Wednesday 16 February 2022

No country for old people

The Dutch Safety Board (OVV) has just published its report into the way the Dutch government handled the first phase of the corona pandemic in 2020.

If you want to assess the success or failure of actions, you first have to clarify what the goals of the actions were. There is usually a discussion of these goals in a report, at least in the preamble.

How do we remember earlier pandemics?
We conclude that the flu pandemic in 1918 was the worst pandemic in recent history because it killed the most people worldwide. The 2009 swine flu pandemic resulted in less than 300,000 deaths globally and is considered relatively mild.

Therefore, in my opinion, preventing excess deaths is a major goal of preventive measures during a pandemic. There are of course other goals and the different goals should be weighed before choosing a course of action.

A discussion of goals with the emphasis on saving lives cannot be found in the OVV report. The reason is simple: saving lives was/is not a relevant goal in the Dutch corona policy.
There are three illustrations for this lack of interest in mortality during the pandemic.

1. It is not compulsory to report deaths from corona in the Netherlands.
A policy directed towards preventing deaths from the virus would want to know how many people were dying from the virus.

2. The infected elderly were not given the necessary treatment that could have saved them.
No smiling photos of old people leaving hospital after a long fight against the corona virus in the Netherlands, as they would not have been admitted to hospital.
This also happens in other countries, but there is a difference.
In the UK it was exposed in a Sunday Times article: “Revealed: how elderly paid price of protecting NHS from Covid-19”.
In the Netherlands it is the accepted norm.
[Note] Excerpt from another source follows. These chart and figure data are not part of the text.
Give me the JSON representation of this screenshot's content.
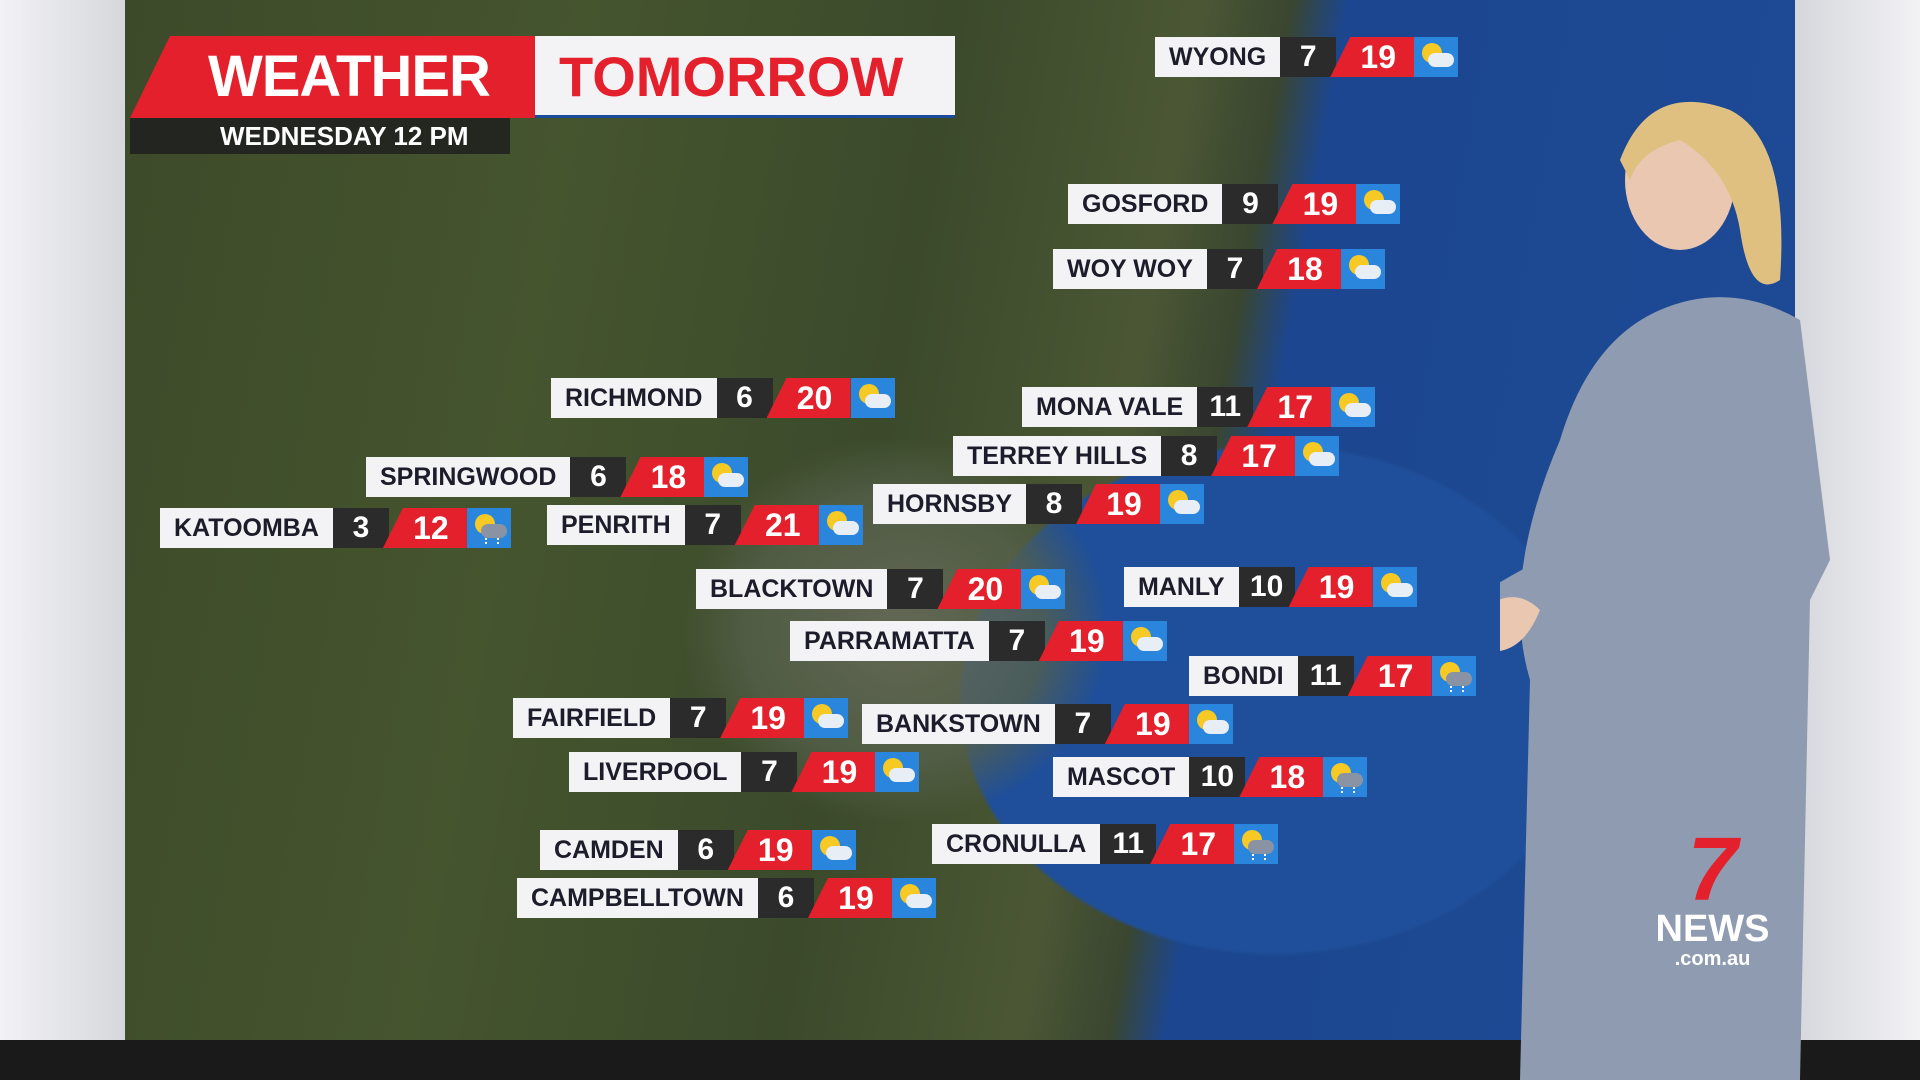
{
  "header": {
    "title_a": "WEATHER",
    "title_b": "TOMORROW",
    "subtitle": "WEDNESDAY 12 PM"
  },
  "colors": {
    "max_bg": "#e3202b",
    "min_bg": "#2b2b2b",
    "icon_bg": "#2a86dc"
  },
  "locations": [
    {
      "name": "WYONG",
      "min": "7",
      "max": "19",
      "icon": "partly-cloudy-icon"
    },
    {
      "name": "GOSFORD",
      "min": "9",
      "max": "19",
      "icon": "partly-cloudy-icon"
    },
    {
      "name": "WOY WOY",
      "min": "7",
      "max": "18",
      "icon": "partly-cloudy-icon"
    },
    {
      "name": "RICHMOND",
      "min": "6",
      "max": "20",
      "icon": "partly-cloudy-icon"
    },
    {
      "name": "MONA VALE",
      "min": "11",
      "max": "17",
      "icon": "partly-cloudy-icon"
    },
    {
      "name": "TERREY HILLS",
      "min": "8",
      "max": "17",
      "icon": "partly-cloudy-icon"
    },
    {
      "name": "SPRINGWOOD",
      "min": "6",
      "max": "18",
      "icon": "partly-cloudy-icon"
    },
    {
      "name": "HORNSBY",
      "min": "8",
      "max": "19",
      "icon": "partly-cloudy-icon"
    },
    {
      "name": "KATOOMBA",
      "min": "3",
      "max": "12",
      "icon": "showers-icon"
    },
    {
      "name": "PENRITH",
      "min": "7",
      "max": "21",
      "icon": "partly-cloudy-icon"
    },
    {
      "name": "BLACKTOWN",
      "min": "7",
      "max": "20",
      "icon": "partly-cloudy-icon"
    },
    {
      "name": "MANLY",
      "min": "10",
      "max": "19",
      "icon": "partly-cloudy-icon"
    },
    {
      "name": "PARRAMATTA",
      "min": "7",
      "max": "19",
      "icon": "partly-cloudy-icon"
    },
    {
      "name": "BONDI",
      "min": "11",
      "max": "17",
      "icon": "showers-icon"
    },
    {
      "name": "FAIRFIELD",
      "min": "7",
      "max": "19",
      "icon": "partly-cloudy-icon"
    },
    {
      "name": "BANKSTOWN",
      "min": "7",
      "max": "19",
      "icon": "partly-cloudy-icon"
    },
    {
      "name": "LIVERPOOL",
      "min": "7",
      "max": "19",
      "icon": "partly-cloudy-icon"
    },
    {
      "name": "MASCOT",
      "min": "10",
      "max": "18",
      "icon": "showers-icon"
    },
    {
      "name": "CAMDEN",
      "min": "6",
      "max": "19",
      "icon": "partly-cloudy-icon"
    },
    {
      "name": "CRONULLA",
      "min": "11",
      "max": "17",
      "icon": "showers-icon"
    },
    {
      "name": "CAMPBELLTOWN",
      "min": "6",
      "max": "19",
      "icon": "partly-cloudy-icon"
    }
  ],
  "logo": {
    "mark": "7",
    "text": "NEWS",
    "domain": ".com.au"
  }
}
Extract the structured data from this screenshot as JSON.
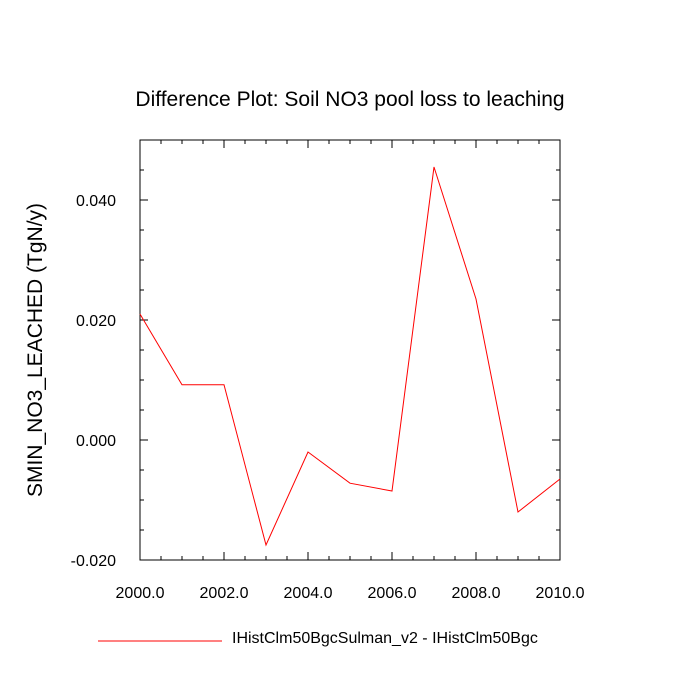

3. Lack of priority for vaccinating the elderly.
Remember the smiling photos of the old people who received the first corona vaccines. They were a signal of hope.
Not in the Netherlands. The first photo was of a happy nurse, the second was of a beaming television doctor. 
I remember an uplifting photo in German newspapers; it took another three weeks before the first old person was vaccinated in the Netherlands.

The German nurse who vaccinated the first person in Germany said he was happy that Germany had started to vaccinate. It was important to start as soon as possible because every day people were dying.
The Dutch Minister of Health when confronted with a question about the Dutch tardiness with vaccinations replied: it was not important when you started as the Dutch would eventually catch up with the rest of Europe.

Thursday 10 February 2022

My back burner



We lived behind and above my parents’ shop in the Elephant & Castle. When I was 6, my parents sent me to a Jewish boarding school in Hove. I stayed there until I was 12.

One of the problems of the boarding school was that other children only stayed one or a few terms. It was quite usual for me to return from a school holiday and find that some of my friends had left the school.

I unconsciously developed a defence mechanism for this recurring form of loss.
When I went home, I put all my school friends on a back burner. If they were gone when I returned, I left them there and eventually forgot about them.

Since then I have always used my back burner for events and people. It has enabled me to hide traumatic events and move from people and countries more easily.
For me, it is literally: out of sight, out of mind.

When I was 18, I left England to go and live on a kibbutz in the northern part of the Negev desert. I was the only member of the kibbutz from an English-speaking country. 
The Romanian Holocaust survivors who founded the kibbutz did all speak a foreign language, but that was German.
I put my family and old friends out of my mind and concentrated on the present and the future.

Fast forward 3 years. The 6 day war is over and I have been demobbed. I was back on the kibbutz but that was difficult. 
The relentless routine of work, eat, work, sleep was eroding my motivation.

I had a relationship with a South African tourist. She was pleasant company and I found her attractive.
For me, she was a diversion. For her, I was an experience she could relate to her girlfriends when she returned home.

We were together in my room. A knock on the door: telephone for you. Where is the telephone? In the office.
I went down to the office that was in a wooden hut. There was a telephone there that I had never seen before.

I picked it up. It was my mother.
She knew I was in the paratroopers because she had been to the Israeli Embassy about my father’s illness.
She was phoning to find out if I was still alive. I had not contacted her since the war.

That’s the problem with back burners.